What is the Flexible Working Bill?

To a certain extent, UK employees have long had a legal right to flexible working. As explained in an article published by The Gazette, the Flexible Working Regulations 2014 “provide a statutory right for employees with at least 26 weeks continuous service with an organization to request flexible working.”

However, the article clarifies that this is “only a legal right to ask and not to have. Employers can, on business grounds, decline a request.” Thankfully, flexible work rights are potentially set to be expanded in the UK due to the recent introduction of the Flexible Working Bill.

What is the Flexible Working Bill, and how might it affect your working practices?

So, what exactly is the Flexible Working Bill?

This is more of a colloquial name. The Employment Relations (Flexible Working) Bill, as it is more formally known, was initially introduced by MP Yasmin Qureshi and had its second reading in the House of Commons in late October 2022.

At the time of writing, the bill has not yet been passed into law. However, if the bill does eventually succeed on this count, no employer presented with an employee’s flexible working request will be able to reject it without first consulting with the worker in question.

Furthermore, in 12 months, each employee will be allowed to make two requests rather than just one. The employer would be given just two months — a reduction from the currently permitted three-month period — to decide about the request.

Would this legislation make a significant practical difference?

The legislation would “send an important signal to organizations that they need to create more opportunities around flexible working, to help recruit and retain a diverse pool of talent and to support broader business agility,” CIPD senior policy advisor Claire McCartney has opined as quoted by People Management.

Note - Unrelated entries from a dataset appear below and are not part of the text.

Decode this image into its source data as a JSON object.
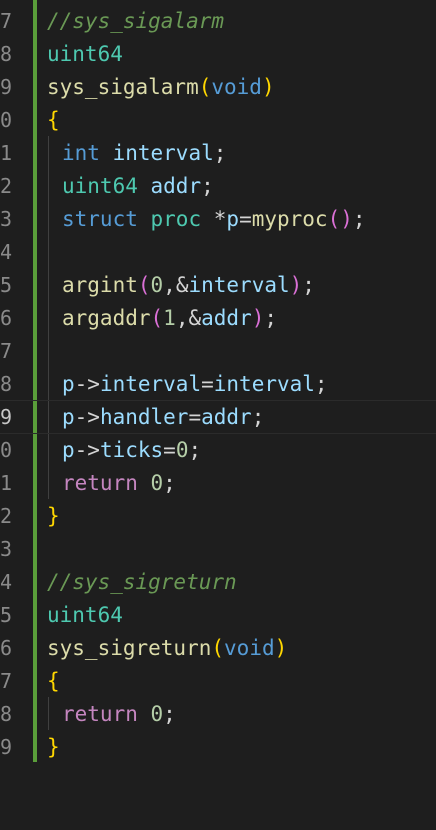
{
  "gutter": {
    "line_numbers": [
      "7",
      "8",
      "9",
      "0",
      "1",
      "2",
      "3",
      "4",
      "5",
      "6",
      "7",
      "8",
      "9",
      "0",
      "1",
      "2",
      "3",
      "4",
      "5",
      "6",
      "7",
      "8",
      "9"
    ],
    "active_index": 12
  },
  "code": {
    "l1": {
      "comment": "//sys_sigalarm"
    },
    "l2": {
      "type": "uint64"
    },
    "l3": {
      "fn": "sys_sigalarm",
      "open": "(",
      "kw": "void",
      "close": ")"
    },
    "l4": {
      "brace": "{"
    },
    "l5": {
      "kw": "int",
      "var": "interval",
      "end": ";"
    },
    "l6": {
      "type": "uint64",
      "var": "addr",
      "end": ";"
    },
    "l7": {
      "kw": "struct",
      "type": "proc",
      "star": "*",
      "var": "p",
      "eq": "=",
      "fn": "myproc",
      "paren": "()",
      "end": ";"
    },
    "l9": {
      "fn": "argint",
      "open": "(",
      "num": "0",
      "comma": ",",
      "amp": "&",
      "var": "interval",
      "close": ")",
      "end": ";"
    },
    "l10": {
      "fn": "argaddr",
      "open": "(",
      "num": "1",
      "comma": ",",
      "amp": "&",
      "var": "addr",
      "close": ")",
      "end": ";"
    },
    "l12": {
      "var1": "p",
      "arrow": "->",
      "field": "interval",
      "eq": "=",
      "var2": "interval",
      "end": ";"
    },
    "l13": {
      "var1": "p",
      "arrow": "->",
      "field": "handler",
      "eq": "=",
      "var2": "addr",
      "end": ";"
    },
    "l14": {
      "var1": "p",
      "arrow": "->",
      "field": "ticks",
      "eq": "=",
      "num": "0",
      "end": ";"
    },
    "l15": {
      "kw": "return",
      "num": "0",
      "end": ";"
    },
    "l16": {
      "brace": "}"
    },
    "l18": {
      "comment": "//sys_sigreturn"
    },
    "l19": {
      "type": "uint64"
    },
    "l20": {
      "fn": "sys_sigreturn",
      "open": "(",
      "kw": "void",
      "close": ")"
    },
    "l21": {
      "brace": "{"
    },
    "l22": {
      "kw": "return",
      "num": "0",
      "end": ";"
    },
    "l23": {
      "brace": "}"
    }
  }
}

In the wait for the bill to potentially be turned into legislation, McCartney has urged organizations to “make the change now, wherever possible, to their internal policies and practices.”

“Our survey findings suggest that more than a third of organizations already offer the right to request flexible working from day one, and we would encourage other organizations to follow this example if they want to enhance their reputation as an employer of choice,” McCartney added.

If you own a UK-based business, your ability to offer flexible working arrangements could be hampered by your company’s physical workplace. If this is the case, you could consider renting one of the flexible workplaces in London from BE Offices.

What types of flexible working could you offer?

One basic option would be part-time work, where the tally of work hours can be reduced. However, you could also offer a hybrid working model, where employees can divide their work hours between home and the traditional workplace.

However, you might not be too familiar with other flexible working options now, including term-time working, where parenting employees can opt to work only during term. You could also consider the largely self-explanatory concept of the four-day working week.